Me: Wow! What opportunities! What is one thing that surprised you in illustrating this story?
Priscilla: What surprised me? I think it surprised me how different the end product was from what I originally conceived of. I love the art in the book and it’s a significant departure from what my initial vision was.
Me: Any advice for other picture book illustrators?
Priscilla: “It’s only work if you’d rather be doing something else” says it all for me. People praise my work ethic but the word “work” doesn’t seem to fit. Is a treasure hunt work? When you really want to see what you’re capable of it feels less like work and more like a treasure hunt. The harder you look…the more likely you’ll find the treasure you were looking for.

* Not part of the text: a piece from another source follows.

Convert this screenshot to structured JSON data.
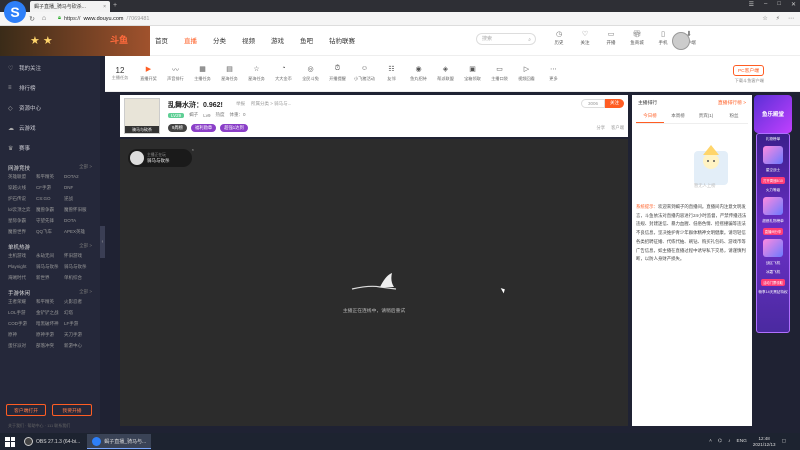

A good friend once said, “Illustration is HARD!” She’s right! I think sometimes people think it’s easy. You think of an image and draw it. Voila! Nope. You’ve got to be willing to practice your craft, improve your skills, make yourself draw things again and again. You think the hand you just drew was good? Awesome, erase it and draw another! It’s usually going to be even better. Another quote I like (and I think I came up with) is, “no one ever drew anything well by thinking about it!” It’s all about practice and constructive criticism. I recall getting to a point where I thought, “I say I can draw anything but I wonder if I can draw that?” I intentionally choose difficult things to draw after I knew I could handle the easy stuff.
Also, try to find time to play and make work just for you! It’s important to let yourself experiment. Try new things, look at art, movies, anything that excites you. Sometimes it leads to an all new technique. Relax and have fun whenever you can. Take care not to overwork. Our hands and bodies are our tools and need to be treated well.
Me: Do you have any future projects that we can look forward to seeing?
Priscilla: I’m working on a six book chapter book series right now. Those will be out later in 2020. I have a personal project that I feel like I’ve been working on forever. It’s a corgi story! With luck, it’ll be a real book one day. I’m always looking for new and challenging projects and when the next one comes along, I’ll let you know!
Wow! That sounds wonderful! Thank you for stopping by the blog Priscilla. Dear readers, if you haven’t had a chance yet to read this book, you must. It’s delightful!